10 Decades in 10 Months of Evergreen Goodwill: 1940s
The 1940s started off on a positive note in the Seattle area, as the region’s economy began to recover from the Great Depression, but the era dramatically changed after the U.S. entered World War II following the bombing of Pearl Harbor in December 1941 – and Evergreen Goodwill played a critical role in the wartime effort.
During the first half of 1942, Evergreen Goodwill initiated “scrap drives” to assist during the war, collecting tons of paper, magazines, metal scraps, rags and other materials. Scrap metal, specifically was sorted and sent to Boeing for use in manufacturing airplanes.
A few years later, on May 10, 1945, Evergreen Goodwill suffered a tragedy after a fire destroyed the organization’s headquarters and main plant on South Lane Street. In an article published by the Seattle Post-Intelligencer, “leaping flames illuminated the area for blocks around.” Due to the ongoing war and scarcity in supplies, much of the machinery in the plant would be especially difficult to replace.

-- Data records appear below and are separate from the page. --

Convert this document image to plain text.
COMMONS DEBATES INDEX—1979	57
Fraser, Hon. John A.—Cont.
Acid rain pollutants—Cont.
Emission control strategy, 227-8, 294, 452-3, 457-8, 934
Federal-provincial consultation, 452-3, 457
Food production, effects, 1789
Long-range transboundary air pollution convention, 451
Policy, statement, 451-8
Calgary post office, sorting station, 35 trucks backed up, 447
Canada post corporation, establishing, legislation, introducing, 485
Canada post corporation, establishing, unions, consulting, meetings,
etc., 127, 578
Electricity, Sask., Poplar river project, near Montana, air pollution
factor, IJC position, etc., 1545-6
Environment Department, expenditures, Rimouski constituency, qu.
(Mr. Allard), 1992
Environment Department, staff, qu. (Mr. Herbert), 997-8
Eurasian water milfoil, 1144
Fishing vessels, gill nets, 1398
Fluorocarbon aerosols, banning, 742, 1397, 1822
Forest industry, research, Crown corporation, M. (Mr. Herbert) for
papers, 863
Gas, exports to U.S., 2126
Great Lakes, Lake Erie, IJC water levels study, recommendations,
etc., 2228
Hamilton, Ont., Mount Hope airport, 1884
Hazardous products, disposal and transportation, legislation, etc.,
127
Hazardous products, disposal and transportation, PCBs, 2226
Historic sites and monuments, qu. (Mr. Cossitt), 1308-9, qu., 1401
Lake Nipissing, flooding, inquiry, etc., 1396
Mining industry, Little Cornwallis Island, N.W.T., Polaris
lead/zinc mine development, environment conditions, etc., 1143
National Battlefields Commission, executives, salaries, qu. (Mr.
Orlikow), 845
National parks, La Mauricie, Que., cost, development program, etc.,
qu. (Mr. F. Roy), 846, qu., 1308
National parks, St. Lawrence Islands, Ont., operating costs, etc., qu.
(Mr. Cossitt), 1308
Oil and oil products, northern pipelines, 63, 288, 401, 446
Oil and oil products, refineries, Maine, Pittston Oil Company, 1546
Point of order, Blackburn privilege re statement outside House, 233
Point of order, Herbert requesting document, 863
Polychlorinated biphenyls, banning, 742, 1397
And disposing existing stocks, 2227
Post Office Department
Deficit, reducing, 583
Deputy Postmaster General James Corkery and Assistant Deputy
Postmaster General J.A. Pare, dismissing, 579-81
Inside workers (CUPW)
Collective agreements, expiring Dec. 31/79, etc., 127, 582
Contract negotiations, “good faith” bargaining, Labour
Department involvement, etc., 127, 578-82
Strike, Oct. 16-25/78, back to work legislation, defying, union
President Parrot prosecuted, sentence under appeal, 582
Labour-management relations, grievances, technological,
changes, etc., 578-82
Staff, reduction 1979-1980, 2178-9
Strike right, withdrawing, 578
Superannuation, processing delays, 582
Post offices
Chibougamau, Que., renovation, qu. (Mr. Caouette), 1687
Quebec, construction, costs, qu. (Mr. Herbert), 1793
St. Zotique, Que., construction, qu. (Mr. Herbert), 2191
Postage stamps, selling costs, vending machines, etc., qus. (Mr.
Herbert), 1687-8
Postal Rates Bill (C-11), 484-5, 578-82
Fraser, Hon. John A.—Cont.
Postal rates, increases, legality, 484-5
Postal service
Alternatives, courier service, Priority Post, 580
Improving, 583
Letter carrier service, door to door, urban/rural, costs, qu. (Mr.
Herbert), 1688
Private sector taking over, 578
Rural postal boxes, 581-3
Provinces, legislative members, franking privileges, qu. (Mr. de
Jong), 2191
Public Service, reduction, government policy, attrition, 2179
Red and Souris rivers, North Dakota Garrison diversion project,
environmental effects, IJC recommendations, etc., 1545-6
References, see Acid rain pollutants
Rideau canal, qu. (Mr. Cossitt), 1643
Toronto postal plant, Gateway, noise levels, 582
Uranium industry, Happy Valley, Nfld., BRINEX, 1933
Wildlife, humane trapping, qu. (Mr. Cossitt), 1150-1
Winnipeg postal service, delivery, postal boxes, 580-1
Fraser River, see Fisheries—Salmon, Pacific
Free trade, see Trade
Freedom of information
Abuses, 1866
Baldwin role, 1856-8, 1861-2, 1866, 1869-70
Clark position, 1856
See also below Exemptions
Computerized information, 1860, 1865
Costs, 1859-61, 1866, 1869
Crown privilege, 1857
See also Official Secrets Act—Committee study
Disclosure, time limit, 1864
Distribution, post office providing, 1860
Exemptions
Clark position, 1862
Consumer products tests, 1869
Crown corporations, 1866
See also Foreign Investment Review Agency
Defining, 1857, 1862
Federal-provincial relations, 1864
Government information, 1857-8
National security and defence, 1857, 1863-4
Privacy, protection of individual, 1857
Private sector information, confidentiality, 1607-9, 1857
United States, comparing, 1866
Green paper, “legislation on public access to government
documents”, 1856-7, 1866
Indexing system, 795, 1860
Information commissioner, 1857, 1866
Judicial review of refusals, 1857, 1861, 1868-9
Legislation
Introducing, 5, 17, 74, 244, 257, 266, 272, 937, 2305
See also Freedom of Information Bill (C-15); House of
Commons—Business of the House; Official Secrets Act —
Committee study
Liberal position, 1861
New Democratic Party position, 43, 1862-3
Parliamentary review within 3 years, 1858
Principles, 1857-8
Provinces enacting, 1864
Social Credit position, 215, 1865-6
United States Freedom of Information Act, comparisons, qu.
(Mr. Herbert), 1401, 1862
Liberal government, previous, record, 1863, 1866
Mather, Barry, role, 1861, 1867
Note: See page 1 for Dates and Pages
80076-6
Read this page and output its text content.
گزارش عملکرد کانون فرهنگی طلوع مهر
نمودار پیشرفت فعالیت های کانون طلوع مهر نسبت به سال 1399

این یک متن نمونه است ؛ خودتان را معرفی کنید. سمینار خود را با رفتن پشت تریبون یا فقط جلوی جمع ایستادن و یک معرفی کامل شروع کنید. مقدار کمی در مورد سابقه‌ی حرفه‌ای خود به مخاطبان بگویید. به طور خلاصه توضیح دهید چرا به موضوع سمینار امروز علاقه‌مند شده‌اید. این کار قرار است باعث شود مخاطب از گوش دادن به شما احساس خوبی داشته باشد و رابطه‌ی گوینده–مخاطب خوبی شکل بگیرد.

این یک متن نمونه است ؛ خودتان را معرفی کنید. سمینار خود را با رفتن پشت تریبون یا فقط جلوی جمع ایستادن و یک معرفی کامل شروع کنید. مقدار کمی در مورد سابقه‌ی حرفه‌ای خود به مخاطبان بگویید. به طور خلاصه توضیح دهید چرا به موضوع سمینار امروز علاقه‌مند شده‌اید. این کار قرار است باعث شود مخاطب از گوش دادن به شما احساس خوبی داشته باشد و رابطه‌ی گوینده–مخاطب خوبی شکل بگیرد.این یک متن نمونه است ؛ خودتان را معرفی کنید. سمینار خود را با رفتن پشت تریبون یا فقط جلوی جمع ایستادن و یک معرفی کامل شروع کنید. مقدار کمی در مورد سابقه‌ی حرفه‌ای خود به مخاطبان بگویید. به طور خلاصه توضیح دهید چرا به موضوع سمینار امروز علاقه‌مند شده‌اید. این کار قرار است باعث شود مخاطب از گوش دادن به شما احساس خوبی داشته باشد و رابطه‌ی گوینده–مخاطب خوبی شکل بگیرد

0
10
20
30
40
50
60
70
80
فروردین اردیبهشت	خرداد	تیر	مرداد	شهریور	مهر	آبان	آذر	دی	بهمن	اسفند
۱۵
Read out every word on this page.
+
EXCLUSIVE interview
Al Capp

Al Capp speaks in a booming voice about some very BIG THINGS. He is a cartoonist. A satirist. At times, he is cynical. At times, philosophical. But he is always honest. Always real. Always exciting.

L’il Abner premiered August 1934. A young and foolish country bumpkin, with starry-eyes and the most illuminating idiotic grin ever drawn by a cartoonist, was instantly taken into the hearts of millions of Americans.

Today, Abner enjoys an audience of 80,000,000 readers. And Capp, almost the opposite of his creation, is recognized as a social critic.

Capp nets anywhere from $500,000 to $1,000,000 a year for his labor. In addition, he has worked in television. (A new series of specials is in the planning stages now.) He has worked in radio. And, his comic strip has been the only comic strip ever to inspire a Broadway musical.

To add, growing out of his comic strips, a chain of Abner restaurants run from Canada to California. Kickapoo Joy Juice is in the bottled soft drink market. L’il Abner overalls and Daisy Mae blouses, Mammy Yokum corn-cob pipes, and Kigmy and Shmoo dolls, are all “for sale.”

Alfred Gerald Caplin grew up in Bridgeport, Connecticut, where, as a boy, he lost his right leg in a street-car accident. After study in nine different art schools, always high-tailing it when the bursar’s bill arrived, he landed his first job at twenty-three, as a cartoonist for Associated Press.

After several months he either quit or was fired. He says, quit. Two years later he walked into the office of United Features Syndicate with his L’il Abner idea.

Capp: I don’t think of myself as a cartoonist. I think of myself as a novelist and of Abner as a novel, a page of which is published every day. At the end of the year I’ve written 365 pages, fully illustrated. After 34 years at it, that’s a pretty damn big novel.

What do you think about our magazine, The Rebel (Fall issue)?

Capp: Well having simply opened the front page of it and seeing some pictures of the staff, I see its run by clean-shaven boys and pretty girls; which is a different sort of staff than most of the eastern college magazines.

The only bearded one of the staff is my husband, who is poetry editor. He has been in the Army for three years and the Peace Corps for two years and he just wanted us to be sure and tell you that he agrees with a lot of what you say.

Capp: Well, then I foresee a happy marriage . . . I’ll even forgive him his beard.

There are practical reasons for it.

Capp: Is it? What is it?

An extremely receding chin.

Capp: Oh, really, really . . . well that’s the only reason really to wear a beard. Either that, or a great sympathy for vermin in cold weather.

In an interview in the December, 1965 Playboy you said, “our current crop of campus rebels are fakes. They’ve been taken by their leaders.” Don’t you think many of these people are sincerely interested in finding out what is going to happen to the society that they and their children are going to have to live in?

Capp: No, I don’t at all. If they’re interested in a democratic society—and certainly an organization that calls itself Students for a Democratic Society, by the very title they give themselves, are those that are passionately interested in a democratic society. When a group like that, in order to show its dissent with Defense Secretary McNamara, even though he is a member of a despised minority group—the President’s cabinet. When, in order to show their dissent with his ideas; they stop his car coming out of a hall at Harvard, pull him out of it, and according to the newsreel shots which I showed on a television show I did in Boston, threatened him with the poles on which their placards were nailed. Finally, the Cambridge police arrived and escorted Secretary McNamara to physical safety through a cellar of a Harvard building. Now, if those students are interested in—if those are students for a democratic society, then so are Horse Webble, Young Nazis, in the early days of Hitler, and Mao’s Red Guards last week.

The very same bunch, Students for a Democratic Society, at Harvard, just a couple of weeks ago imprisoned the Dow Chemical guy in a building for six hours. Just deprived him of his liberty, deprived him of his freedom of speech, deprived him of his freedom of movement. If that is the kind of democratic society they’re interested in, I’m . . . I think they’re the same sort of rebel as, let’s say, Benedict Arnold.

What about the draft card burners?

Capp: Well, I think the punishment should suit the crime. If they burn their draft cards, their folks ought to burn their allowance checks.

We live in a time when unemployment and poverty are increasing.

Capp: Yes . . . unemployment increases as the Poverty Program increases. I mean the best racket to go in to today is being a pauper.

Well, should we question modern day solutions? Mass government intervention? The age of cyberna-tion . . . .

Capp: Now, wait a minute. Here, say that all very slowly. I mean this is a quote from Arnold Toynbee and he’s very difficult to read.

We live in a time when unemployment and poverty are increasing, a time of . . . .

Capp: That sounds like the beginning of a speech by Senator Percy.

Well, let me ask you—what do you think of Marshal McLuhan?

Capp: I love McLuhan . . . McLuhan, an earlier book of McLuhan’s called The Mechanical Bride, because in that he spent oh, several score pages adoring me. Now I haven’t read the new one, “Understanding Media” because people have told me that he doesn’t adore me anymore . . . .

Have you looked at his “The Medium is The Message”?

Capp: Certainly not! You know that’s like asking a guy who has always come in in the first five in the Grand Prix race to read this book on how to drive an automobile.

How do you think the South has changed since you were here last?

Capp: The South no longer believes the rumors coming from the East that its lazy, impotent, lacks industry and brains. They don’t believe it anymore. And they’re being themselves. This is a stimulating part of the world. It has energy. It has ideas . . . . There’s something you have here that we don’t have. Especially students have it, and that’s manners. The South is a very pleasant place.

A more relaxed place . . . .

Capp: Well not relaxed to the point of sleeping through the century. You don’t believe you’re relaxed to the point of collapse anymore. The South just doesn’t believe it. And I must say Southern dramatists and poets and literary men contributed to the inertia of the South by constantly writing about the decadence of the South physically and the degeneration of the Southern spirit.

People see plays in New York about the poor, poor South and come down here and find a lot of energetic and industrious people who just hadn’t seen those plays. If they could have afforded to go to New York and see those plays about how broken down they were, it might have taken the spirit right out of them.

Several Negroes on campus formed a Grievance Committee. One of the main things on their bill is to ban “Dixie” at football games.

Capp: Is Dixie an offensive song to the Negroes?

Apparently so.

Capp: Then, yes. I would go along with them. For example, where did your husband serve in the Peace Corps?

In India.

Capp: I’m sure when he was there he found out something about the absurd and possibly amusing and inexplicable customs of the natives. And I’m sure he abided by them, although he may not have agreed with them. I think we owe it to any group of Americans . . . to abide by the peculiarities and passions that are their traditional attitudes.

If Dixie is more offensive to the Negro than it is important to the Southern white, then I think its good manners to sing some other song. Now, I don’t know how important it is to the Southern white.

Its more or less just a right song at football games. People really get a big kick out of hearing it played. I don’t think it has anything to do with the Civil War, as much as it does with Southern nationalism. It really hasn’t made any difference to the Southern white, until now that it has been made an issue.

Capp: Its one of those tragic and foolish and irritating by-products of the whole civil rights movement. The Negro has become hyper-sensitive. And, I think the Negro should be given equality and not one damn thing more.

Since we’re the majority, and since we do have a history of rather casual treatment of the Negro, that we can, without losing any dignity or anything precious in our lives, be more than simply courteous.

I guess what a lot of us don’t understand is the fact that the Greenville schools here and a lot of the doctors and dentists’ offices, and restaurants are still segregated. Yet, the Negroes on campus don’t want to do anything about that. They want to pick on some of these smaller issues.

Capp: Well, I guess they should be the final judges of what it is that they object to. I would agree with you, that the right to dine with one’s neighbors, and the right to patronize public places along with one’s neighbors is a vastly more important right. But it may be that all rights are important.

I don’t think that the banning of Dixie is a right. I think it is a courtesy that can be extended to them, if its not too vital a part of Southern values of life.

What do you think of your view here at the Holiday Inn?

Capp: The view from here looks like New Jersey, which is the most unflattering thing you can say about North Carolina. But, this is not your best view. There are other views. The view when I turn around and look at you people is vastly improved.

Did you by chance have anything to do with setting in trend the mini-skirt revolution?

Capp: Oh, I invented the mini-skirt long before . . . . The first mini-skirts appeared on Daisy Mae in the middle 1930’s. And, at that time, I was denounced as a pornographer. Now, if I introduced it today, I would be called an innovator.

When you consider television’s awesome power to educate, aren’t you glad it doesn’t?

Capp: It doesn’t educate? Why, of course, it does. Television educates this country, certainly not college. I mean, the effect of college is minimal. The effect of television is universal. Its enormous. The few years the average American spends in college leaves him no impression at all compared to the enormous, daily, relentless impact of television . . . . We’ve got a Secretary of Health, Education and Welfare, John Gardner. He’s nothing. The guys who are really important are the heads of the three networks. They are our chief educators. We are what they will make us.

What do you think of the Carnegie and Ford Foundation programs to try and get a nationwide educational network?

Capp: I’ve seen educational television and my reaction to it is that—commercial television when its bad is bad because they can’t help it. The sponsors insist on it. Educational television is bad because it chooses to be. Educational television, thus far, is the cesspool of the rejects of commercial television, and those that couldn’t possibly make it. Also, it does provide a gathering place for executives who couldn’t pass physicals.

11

After a community fundraising effort, Evergreen Goodwill commissioned Seattle architect J Lister Holmes to design a modern, fire-proof building. In October 1946, the 40,000 square foot building – which included a retail store, cafeteria, chapel, and office space – opened to the public and employees and is where the current Evergreen Goodwill administrative building stands today!
Throughout the 1940s, Evergreen Goodwill continued to collect, repair and sell gently used items to fund its Job Training and Education programs. By the end of the decade, the organization operated two nonprofit thrift stores in Seattle, as well as locations in Bremerton, Everett, Kent and Renton.